Posted: Wed Mar 30, 2005 8:16 am
by roy
Hi,
was already posted in previous posts.
read the manuals for more insight.

if there are active connections dsrpcd will not restart till they are removed.
sometimes there is a 5-10 minute timeout for client connections (check using netstat | grep dsrpc)
a good practice is always bring ds service down after making sure no one is connected.
if and when you brought dsrpcd service down via uv -admin -stop make sure you don't have connections, if there are any have them terminated; only then will dsrpcd service go up when you use uv -admin -start.

IHTH,

Posted: Wed Mar 30, 2005 8:19 am
by PhilHibbs

Code: Select all

netstat -a | grep rpc
That command is currently returning:

Code: Select all

tcp4       0      0  *.sunrpc               *.*                    LISTEN
udp4       0      0  *.sunrpc               *.*
Are these DataStage related?

Posted: Wed Mar 30, 2005 8:24 am
by roy
Chances are by the time your rechecking all is well so try the uv -admin -start again, you should be fine.

won't hurt checking for zombie phantom jobs in case you had any abnormal terminations.
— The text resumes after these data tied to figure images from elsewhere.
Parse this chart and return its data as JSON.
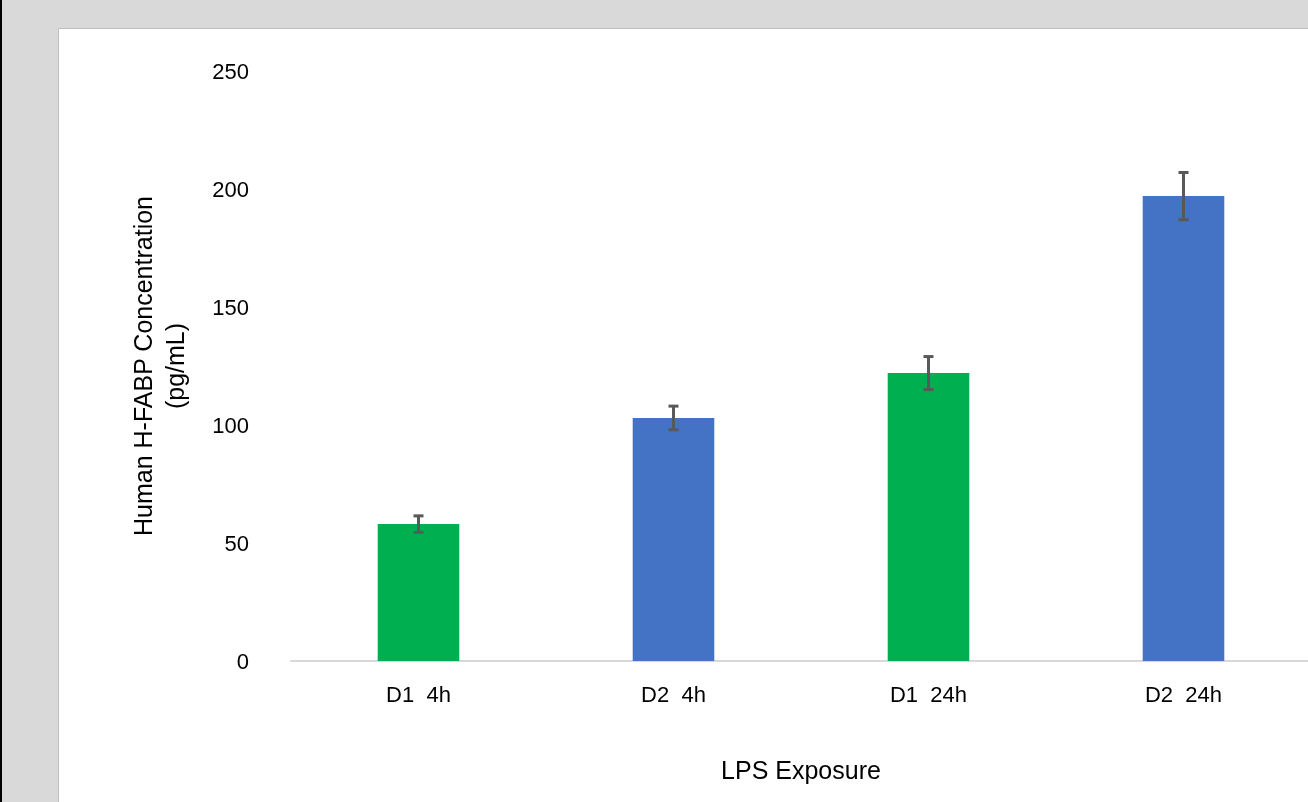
{
  "chart_data": {
    "type": "bar",
    "xlabel": "LPS Exposure",
    "ylabel": "Human H-FABP Concentration\n(pg/mL)",
    "categories": [
      "D1  4h",
      "D2  4h",
      "D1  24h",
      "D2  24h"
    ],
    "values": [
      58,
      103,
      122,
      197
    ],
    "colors": [
      "#00b050",
      "#4472c4",
      "#00b050",
      "#4472c4"
    ],
    "errors": [
      3.5,
      5,
      7,
      10
    ],
    "ylim": [
      0,
      250
    ],
    "yticks": [
      0,
      50,
      100,
      150,
      200,
      250
    ],
    "grid": false
  }
}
oops forgot no they are not relevant you need to check for *.dsrpc entries

Posted: Wed Mar 30, 2005 10:55 am
by PhilHibbs
mhester wrote:

Code: Select all

lpcs -mop | grep dae
I don't have an lpcs or lpcrm command.

Do you mean ipcs and ipcrm? (thanks to Google for that suggestion)

Posted: Wed Mar 30, 2005 11:49 am
by roy
IMHO he ment that, but having a sysadmin at hand performing tasks like this is an advice worth taking.

Posted: Wed Mar 30, 2005 12:26 pm
by chulett
PhilHibbs wrote:Do you mean ipcs and ipcrm? (thanks to Google for that suggestion)
Yes, he did. :wink:

Posted: Wed Mar 30, 2005 12:52 pm
by mhester
I fat fingered the i and l - sorry!

Posted: Wed Mar 30, 2005 6:01 pm
by chinek
PhilHibbs wrote:

Code: Select all

netstat -a | grep rpc
That command is currently returning:

Code: Select all

tcp4       0      0  *.sunrpc               *.*                    LISTEN
udp4       0      0  *.sunrpc               *.*
Are these DataStage related?
No, those ones are not the DataStage one. If there are they would look like earth.34902 earth.dsrpc 32768 0 32768 0 FIN_WAIT_2

Best bet is to kill off all Data Stage processes in your unix server before restarting. Also make sure all client sessions are logoff.

Nick

check ps before starting uv.

Posted: Thu Mar 31, 2005 2:51 am
by goma
It would be good idea to insert check logic for ds process rather than waiting for 30 second.

bin/uv -admin -stop
(wait 30 seconds)
bin/uv -admin -start

the above script become like this.

bin/uv -admin -stop

ps -ef | grep phantom > temp.ps
ps -ef | grep dsapi or dsslave >> temp.ps

<< count the record in temp.ps >>

if < the number of record != 0 >
wait for serveral minutes and run ps above again.

bin/uv -admin -start

Re: Stopped/started DS, RPC daemon problem

Posted: Thu Mar 31, 2005 8:56 am
by PhilHibbs
Thanks for all the suggestions.

It now turns out that stopping and starting datastage is not a panacea for large IDoc loads, as I just did that and it went more badly wrong than it has ever done before. Oh well.

Posted: Thu Mar 31, 2005 9:57 am
by roy
Hi,
one flaw in goma's method!
you should make shure no one is connected before performing uv -admin -stop.

Posted: Thu Mar 31, 2005 6:58 pm
by goma
Oh, yes. Thanks roy,

it is necessary to check at least phantom and dsapi_slave process, are the y all to check?